Certain factors and conditions are thought to contribute to osteophyte formation. This includes:

  • Increased age
  • Disco degeneration
  • Joint degeneration
  • Sports injuries or other joint injuries
  • Bad posture
  • genetics
  • Congenital skeletal abnormalities

Diagnosis of osteophytes

Osteophyte formation in the hand can be diagnosed by a physical exam of the proximal interphalangeal joint (PIP), distal interphalangeal joint (DIP), and first carpometacarpal joint (CMC).

Simply put, a bump or lump may be visible in the hand during a physical exam.

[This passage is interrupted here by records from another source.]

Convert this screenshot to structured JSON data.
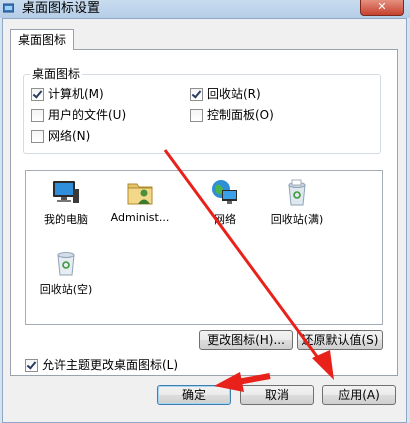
{
  "window": {
    "title": "桌面图标设置",
    "close_label": "✕"
  },
  "tabs": [
    {
      "label": "桌面图标"
    }
  ],
  "group": {
    "legend": "桌面图标",
    "checkboxes": [
      {
        "label": "计算机(M)",
        "checked": true
      },
      {
        "label": "回收站(R)",
        "checked": true
      },
      {
        "label": "用户的文件(U)",
        "checked": false
      },
      {
        "label": "控制面板(O)",
        "checked": false
      },
      {
        "label": "网络(N)",
        "checked": false
      }
    ]
  },
  "icons": [
    {
      "label": "我的电脑",
      "icon": "computer-icon"
    },
    {
      "label": "Administ...",
      "icon": "user-folder-icon"
    },
    {
      "label": "网络",
      "icon": "network-icon"
    },
    {
      "label": "回收站(满)",
      "icon": "recycle-bin-full-icon"
    },
    {
      "label": "回收站(空)",
      "icon": "recycle-bin-empty-icon"
    }
  ],
  "buttons": {
    "change_icon": "更改图标(H)...",
    "restore_default": "还原默认值(S)",
    "ok": "确定",
    "cancel": "取消",
    "apply": "应用(A)"
  },
  "allow_themes": {
    "label": "允许主题更改桌面图标(L)",
    "checked": true
  },
  "colors": {
    "annotation_arrow": "#e8211a",
    "titlebar": "#c9dcef"
  }
}
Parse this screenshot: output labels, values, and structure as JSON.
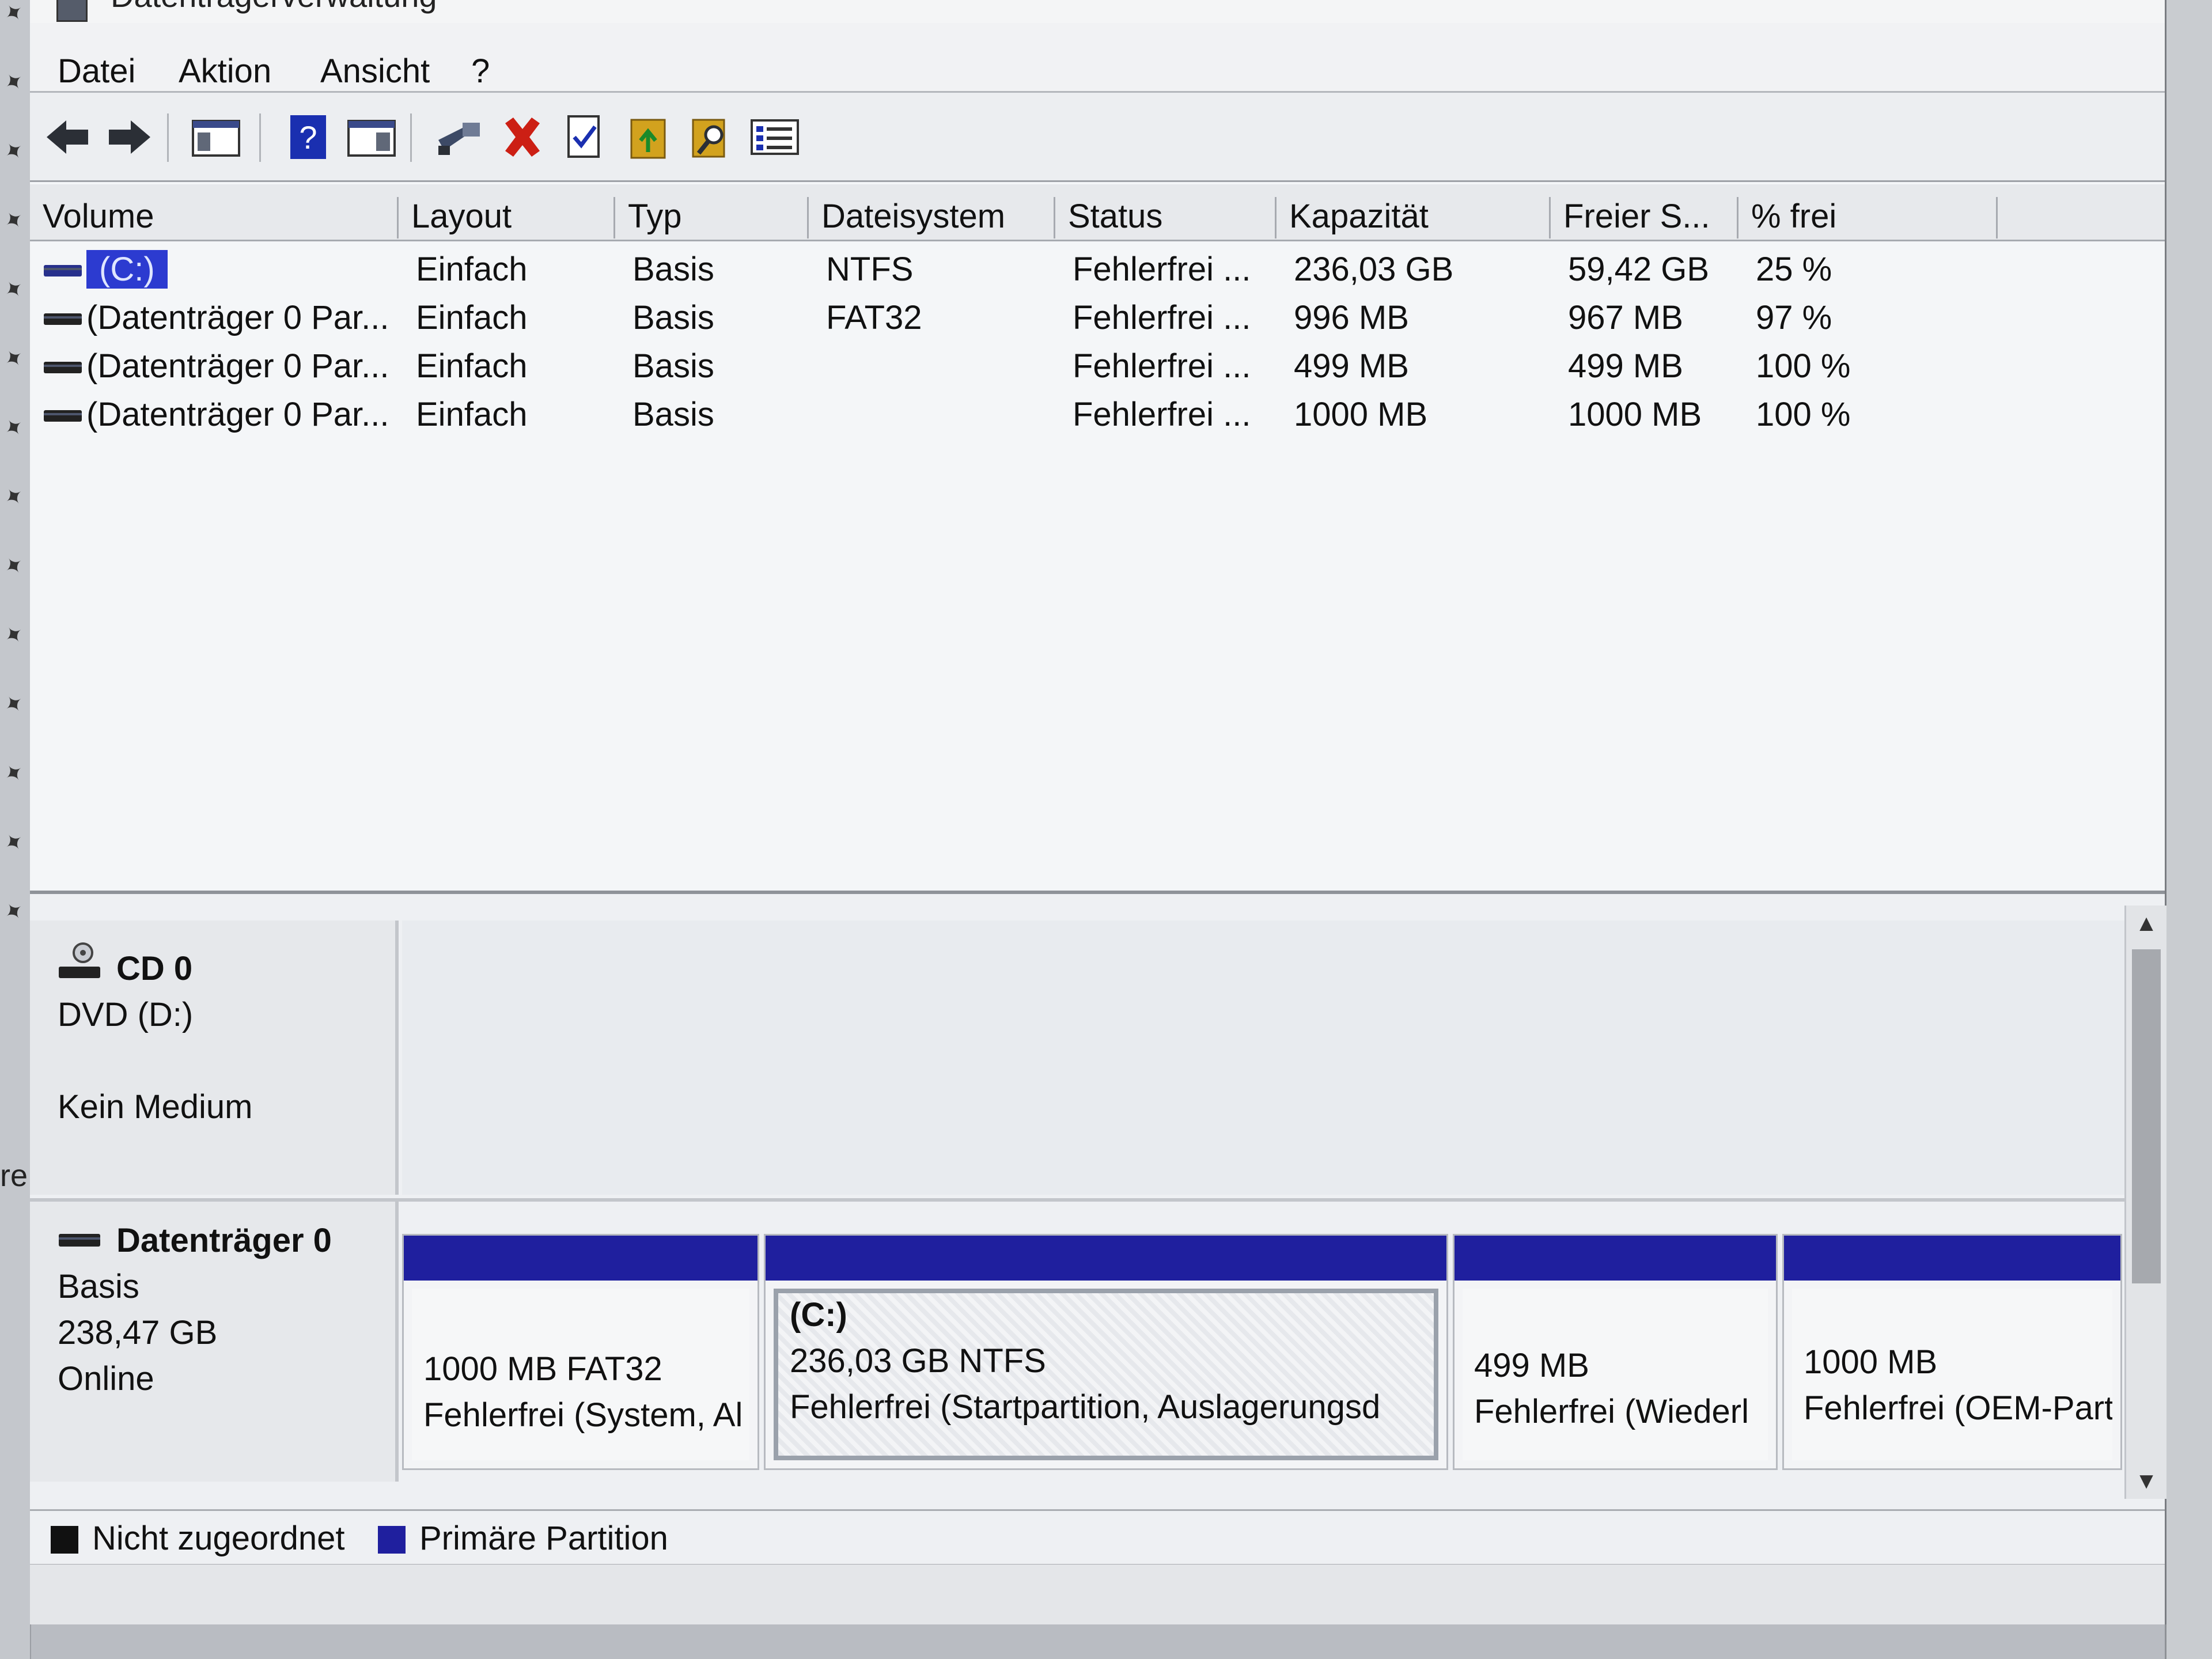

For other joints, the presence of an osteophyte can be diagnosed with imaging tests such as an X-ray or an MRI or CT scan. When x-rays were done on people over the age of 50, most of them showed signs of osteophyte formation. Most osteophytes, however, show no symptoms. Only about 40 percent of people with osteophytes develop symptoms that require treatment.

Treatment of osteophytes

The presence of an osteophyte alone is not clinically significant unless associated symptoms have occurred. Treatment can include:

  • physical therapy
  • NSAIDs (nonsteroidal anti-inflammatory drugs)
  • Analgesics (pain relievers)
  • Steroid injections
  • Surgery: In the spine, it may be necessary to remove an osteophyte for direct decompression of nerve impingement or to increase the width of the spinal canal to reduce pinching by the osteophyte.

Typically, conservative treatment is attempted first. Surgery is reserved for people with severe symptoms. Activity tends to increase the pain associated with an osteophyte, while rest helps relieve pain.